4 KiB <<< . (ext4 /dev/sda1): request=1 time=307.9 us (warmup)
4 KiB <<< . (ext4 /dev/sda1): request=5 time=818.9 us
4 KiB <<< . (ext4 /dev/sda1): request=6 time=381.2 us
4 KiB <<< . (ext4 /dev/sda1): request=7 time=825.4 us (slow)
4 KiB <<< . (ext4 /dev/sda1): request=8 time=791.7 us
4 KiB <<< . (ext4 /dev/sda1): request=11 time=837.8 us (slow)

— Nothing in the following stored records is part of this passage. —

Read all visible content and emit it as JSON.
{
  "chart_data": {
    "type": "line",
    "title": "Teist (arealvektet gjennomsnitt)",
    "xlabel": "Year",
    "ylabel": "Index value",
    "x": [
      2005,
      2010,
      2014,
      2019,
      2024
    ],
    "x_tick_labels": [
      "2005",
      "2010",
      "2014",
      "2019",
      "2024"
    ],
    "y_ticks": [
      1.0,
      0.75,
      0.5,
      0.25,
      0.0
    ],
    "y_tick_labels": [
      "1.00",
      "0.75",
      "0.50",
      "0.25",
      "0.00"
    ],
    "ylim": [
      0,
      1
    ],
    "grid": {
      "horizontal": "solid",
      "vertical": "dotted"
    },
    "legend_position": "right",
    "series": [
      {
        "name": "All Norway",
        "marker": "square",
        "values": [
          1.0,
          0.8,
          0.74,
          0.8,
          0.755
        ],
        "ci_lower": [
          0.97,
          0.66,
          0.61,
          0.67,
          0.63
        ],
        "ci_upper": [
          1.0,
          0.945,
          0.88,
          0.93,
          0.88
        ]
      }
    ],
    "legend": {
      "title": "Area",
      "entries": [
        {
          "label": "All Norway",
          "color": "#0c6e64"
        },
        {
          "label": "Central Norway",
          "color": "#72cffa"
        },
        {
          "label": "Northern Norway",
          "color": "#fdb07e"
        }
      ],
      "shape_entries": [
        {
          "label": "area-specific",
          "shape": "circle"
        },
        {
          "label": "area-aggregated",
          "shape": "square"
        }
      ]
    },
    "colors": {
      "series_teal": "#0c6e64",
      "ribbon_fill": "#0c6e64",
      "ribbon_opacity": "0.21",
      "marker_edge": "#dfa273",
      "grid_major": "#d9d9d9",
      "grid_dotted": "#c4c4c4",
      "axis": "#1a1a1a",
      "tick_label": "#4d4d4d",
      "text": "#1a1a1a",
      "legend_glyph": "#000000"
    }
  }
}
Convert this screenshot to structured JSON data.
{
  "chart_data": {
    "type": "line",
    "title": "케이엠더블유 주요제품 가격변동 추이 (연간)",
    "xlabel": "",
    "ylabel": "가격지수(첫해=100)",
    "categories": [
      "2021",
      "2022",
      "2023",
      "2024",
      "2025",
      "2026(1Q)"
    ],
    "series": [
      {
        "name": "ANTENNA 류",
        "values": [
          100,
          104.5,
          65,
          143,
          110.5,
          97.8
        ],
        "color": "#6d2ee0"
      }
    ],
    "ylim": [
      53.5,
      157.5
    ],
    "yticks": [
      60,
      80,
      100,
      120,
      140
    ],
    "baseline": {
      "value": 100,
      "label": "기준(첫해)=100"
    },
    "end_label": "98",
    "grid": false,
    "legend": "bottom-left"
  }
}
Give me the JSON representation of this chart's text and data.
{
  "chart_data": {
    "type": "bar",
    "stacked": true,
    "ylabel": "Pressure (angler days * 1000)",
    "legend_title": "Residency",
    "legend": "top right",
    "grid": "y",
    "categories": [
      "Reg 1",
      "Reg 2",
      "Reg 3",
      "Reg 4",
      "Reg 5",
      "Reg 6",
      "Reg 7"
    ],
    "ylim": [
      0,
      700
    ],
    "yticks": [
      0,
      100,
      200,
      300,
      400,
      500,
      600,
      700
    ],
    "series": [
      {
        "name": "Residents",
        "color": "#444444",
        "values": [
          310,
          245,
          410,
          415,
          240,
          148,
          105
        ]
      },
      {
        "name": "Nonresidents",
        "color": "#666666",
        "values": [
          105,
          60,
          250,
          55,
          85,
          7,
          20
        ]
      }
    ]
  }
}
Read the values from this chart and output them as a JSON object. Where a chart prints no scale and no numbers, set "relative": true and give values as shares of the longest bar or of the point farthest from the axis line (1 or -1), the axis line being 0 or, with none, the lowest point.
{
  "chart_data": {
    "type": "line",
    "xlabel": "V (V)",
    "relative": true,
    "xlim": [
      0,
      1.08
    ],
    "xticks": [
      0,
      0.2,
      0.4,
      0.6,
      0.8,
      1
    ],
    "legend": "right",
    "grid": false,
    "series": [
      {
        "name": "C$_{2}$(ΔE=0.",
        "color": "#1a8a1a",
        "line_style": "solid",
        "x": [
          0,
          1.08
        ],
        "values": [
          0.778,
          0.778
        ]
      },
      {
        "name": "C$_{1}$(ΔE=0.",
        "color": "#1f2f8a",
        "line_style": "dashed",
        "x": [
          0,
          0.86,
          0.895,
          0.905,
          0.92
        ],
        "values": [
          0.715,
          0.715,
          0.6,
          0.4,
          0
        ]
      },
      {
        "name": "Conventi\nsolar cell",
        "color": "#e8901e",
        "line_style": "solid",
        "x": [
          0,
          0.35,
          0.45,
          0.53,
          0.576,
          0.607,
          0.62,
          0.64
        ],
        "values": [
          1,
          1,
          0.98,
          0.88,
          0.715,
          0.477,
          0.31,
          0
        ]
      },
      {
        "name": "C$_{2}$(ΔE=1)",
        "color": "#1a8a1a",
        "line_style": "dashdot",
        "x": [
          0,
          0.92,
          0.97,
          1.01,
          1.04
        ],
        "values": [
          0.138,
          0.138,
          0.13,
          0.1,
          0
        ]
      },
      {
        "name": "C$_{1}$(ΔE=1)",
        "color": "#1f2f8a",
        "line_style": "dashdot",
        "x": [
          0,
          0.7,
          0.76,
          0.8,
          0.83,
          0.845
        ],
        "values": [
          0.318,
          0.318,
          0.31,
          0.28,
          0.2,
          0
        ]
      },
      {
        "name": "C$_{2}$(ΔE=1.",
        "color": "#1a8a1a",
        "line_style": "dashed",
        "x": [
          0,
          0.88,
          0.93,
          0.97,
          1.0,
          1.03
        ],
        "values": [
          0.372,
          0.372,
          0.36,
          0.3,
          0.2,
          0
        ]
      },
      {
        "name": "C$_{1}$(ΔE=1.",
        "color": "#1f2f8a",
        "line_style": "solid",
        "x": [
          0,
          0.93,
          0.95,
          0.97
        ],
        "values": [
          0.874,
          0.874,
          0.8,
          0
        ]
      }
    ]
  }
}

4 KiB <<< . (ext4 /dev/sda1): request=12 time=815.6 us
...
^C
--- . (ext4 /dev/sda1) ioping statistics ---
23 requests completed in 17.0 ms, 92 KiB read, 1.35 k iops, 5.28 MiB/s
generated 24 requests in 24.0 s, 96 KiB, 1 iops, 4.00 KiB/s
min/avg/max/mdev = 381.2 us / 739.2 us / 842.7 us / 151.3 us
可以发现平均响应时间也在739.2us,和上面blktrace的结果基本一致。
blkiomon也能分析I/O事件,对设备/dev/sda的io监控120秒,每2秒显示一次,如下:
$ sudo blktrace /dev/sda -a issue -a complete -w 120 -o - | blkiomon -I 2 -h -
time: Sat Feb 12 16:37:25 2022
device: 8,0
sizes read (bytes): num 0, min -1, max 0, sum 0, squ 0, avg 0.0, var 0.0
sizes write (bytes): num 2, min 4096, max 24576, sum 28672, squ 620756992, avg 14336.0, var 104857600.0
d2c read (usec): num 0, min -1, max 0, sum 0, squ 0, avg 0.0, var 0.0
d2c write (usec): num 2, min 659, max 731, sum 1390, squ 968642, avg 695.0, var 1296.0
throughput read (bytes/msec): num 0, min -1, max 0, sum 0, squ 0, avg 0.0, var 0.0
throughput write (bytes/msec): num 2, min 6215, max 33619, sum 39834, squ 1168863386, avg 19917.0, var 187744804.0
sizes histogram (bytes):
0: 0 1024: 0 2048: 0 4096: 1
8192: 0 16384: 0 32768: 1 65536: 0
131072: 0 262144: 0 524288: 0 1048576: 0
2097152: 0 4194304: 0 8388608: 0 > 8388608: 0
d2c histogram (usec):
0: 0 8: 0 16: 0 32: 0
64: 0 128: 0 256: 0 512: 0
1024: 2 2048: 0 4096: 0 8192: 0
16384: 0 32768: 0 65536: 0 131072: 0
262144: 0 524288: 0 1048576: 0 2097152: 0
4194304: 0 8388608: 0 16777216: 0 33554432: 0
>33554432: 0
bidirectional requests: 0
另外,发现一大佬基于blkparse写了一个shell脚本来分析I/O事件数据,如下:
========
summary:
========
total number of reads: 1081513
total number of writes: 0
slowest read : 0.032560 second
slowest write: 0.000000 second
reads
> 1ms: 18253
>10ms: 17058
>20ms: 17045
>30ms: 780
writes
> 1ms: 0
>10ms: 0
>20ms: 0
>30ms: 0
block size: Read Count
256: 93756
64: 98084
56: 7475
8: 101218
48: 15889
40: 21693
24: 37787
128: 97382
16: 399850
可以很方便地看到I/O请求耗时分布、I/O请求大小分布。